Over the past eight years, Plateau has been involved with multiple projects at the Pangborn Memorial Airport, surveying more than 400 acres. As the airport has expanded it has been required to meet the safety and design requirements of the FAA, thus triggering Section 106 of the National Historic Preservation Act of 1966 (amended), and its’ implementing regulations, 36CFR Part 800.

The Columbia River, located directly south of the airport, and its uplands are important Native American environmental features as exemplified by the numerous ethnographic place names and archaeological resources in the vicinity of the airport, including the Richey Clovis Cache. The importance of the Richey Clovis Cache has led to many previous cultural resource surveys in the area that surrounds the Pangborn Memorial Airport.

These projects included upgrades and changes to the landing strip and associated infrastructure located to the south and southwest of the airport in 2005. Also, in 2007, the airport acquired land for Runway Protection Zone Areas to the northwest and improved the fire access lane, as well as the construction of an additional taxiway/taxilane and executive hangars east of the airport. In 2009, the airport had proposed changes in access to its facilities via Airport Way. The project included relocating approximately 600 feet of Airport Way, vacating the right-of-way (ROW) associated with the existing segment of Airport Way to be relocated, dedicating a new ROW for the proposed segment of Airport Way, dedicating new easements, and improving the remaining segment of Airport Way pavement section.

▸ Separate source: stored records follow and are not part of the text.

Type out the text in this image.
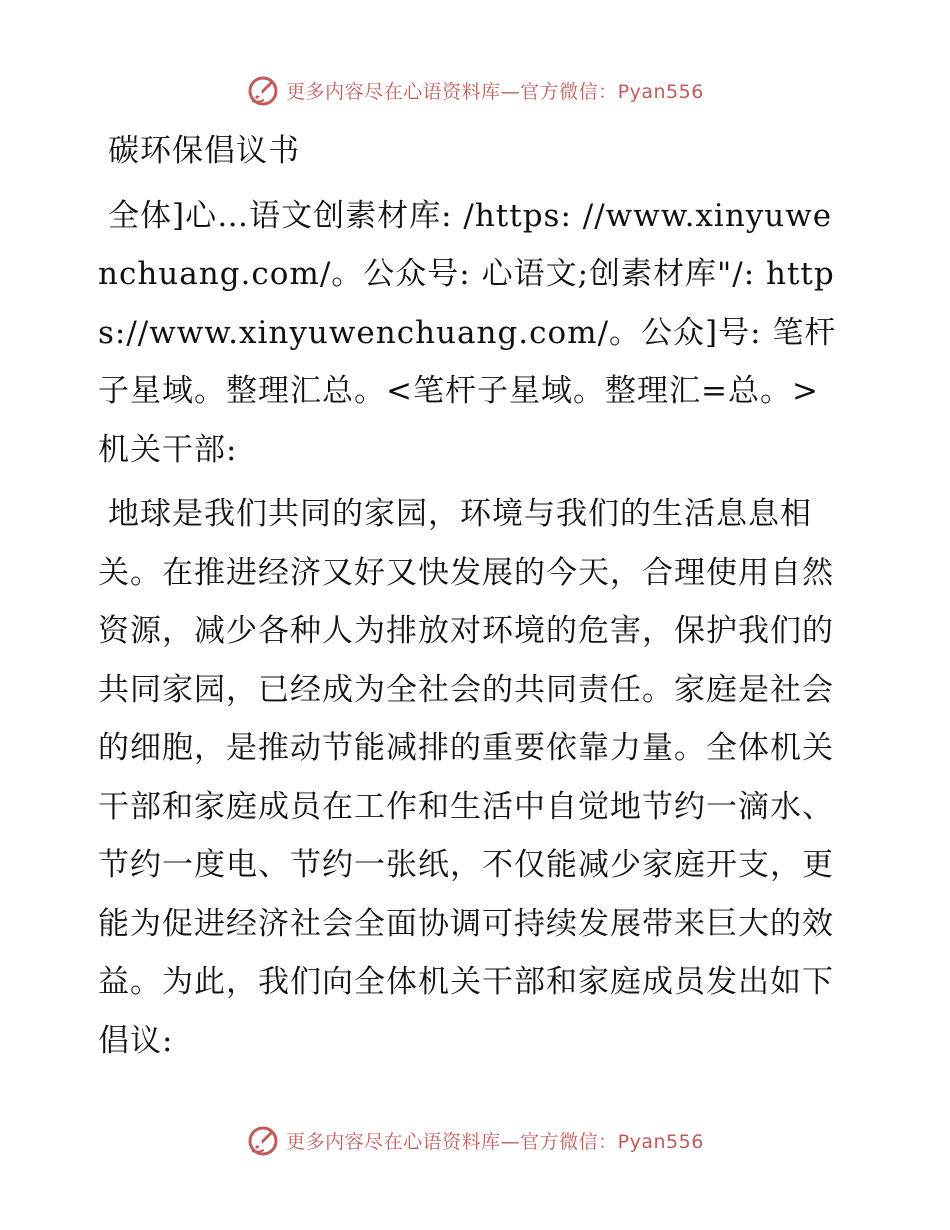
更多内容尽在心语资料库—官方微信：Pyan556

碳环保倡议书

全体]心…语文创素材库: /https: //www.xinyuwenchuang.com/。公众号: 心语文;创素材库"/: https://www.xinyuwenchuang.com/。公众]号: 笔杆子星域。整理汇总。<笔杆子星域。整理汇=总。>机关干部:

地球是我们共同的家园，环境与我们的生活息息相关。在推进经济又好又快发展的今天，合理使用自然资源，减少各种人为排放对环境的危害，保护我们的共同家园，已经成为全社会的共同责任。家庭是社会的细胞，是推动节能减排的重要依靠力量。全体机关干部和家庭成员在工作和生活中自觉地节约一滴水、节约一度电、节约一张纸，不仅能减少家庭开支，更能为促进经济社会全面协调可持续发展带来巨大的效益。为此，我们向全体机关干部和家庭成员发出如下倡议:

更多内容尽在心语资料库—官方微信：Pyan556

In 2009, the airport began preparations to extend Runway12/30 (the main runway) to remain in compliance with the FAA. The Runway 12/30 Extension Project included relocating county roadways and infrastructure, recovering existing runway pavement, providing additional runway and taxiway length, relocating a runway threshold, clearing vegetation, excavation/backfill, grading surfaces, paving, striping, re‐locating runway and navigational lighting and signage, fencing, and associated miscellaneous work. This project includes areas at both the northwest and southeast portions of the airport.

For projects that did not involve ground disturbing activities, such as the runway land acquisitions, Plateau recommended no further investigations at the project areas. However, if ground disturbing activities were to occur, then future archaeological investigations are necessary. In 2008, Plateau conducted archaeological monitoring of two geotechnical bore holes and two backhoe trenches for improvements to the Taxiway B runway. Also, the Airport Way project required monitoring of all ground disturbing activities over two months in the Fall of 2010. For the Runway 12/30 Extension Project, Plateau excavated 459 subsurface probes with the help of the Toro Dingo TX420 compact utility loader using a 12 inch diameter by 46 inch long power auger. With archaeologists screening the spoils for cultural material, this mechanical method provides an effective alternative to manual excavation when identification of the presence or absence of cultural material is the goal.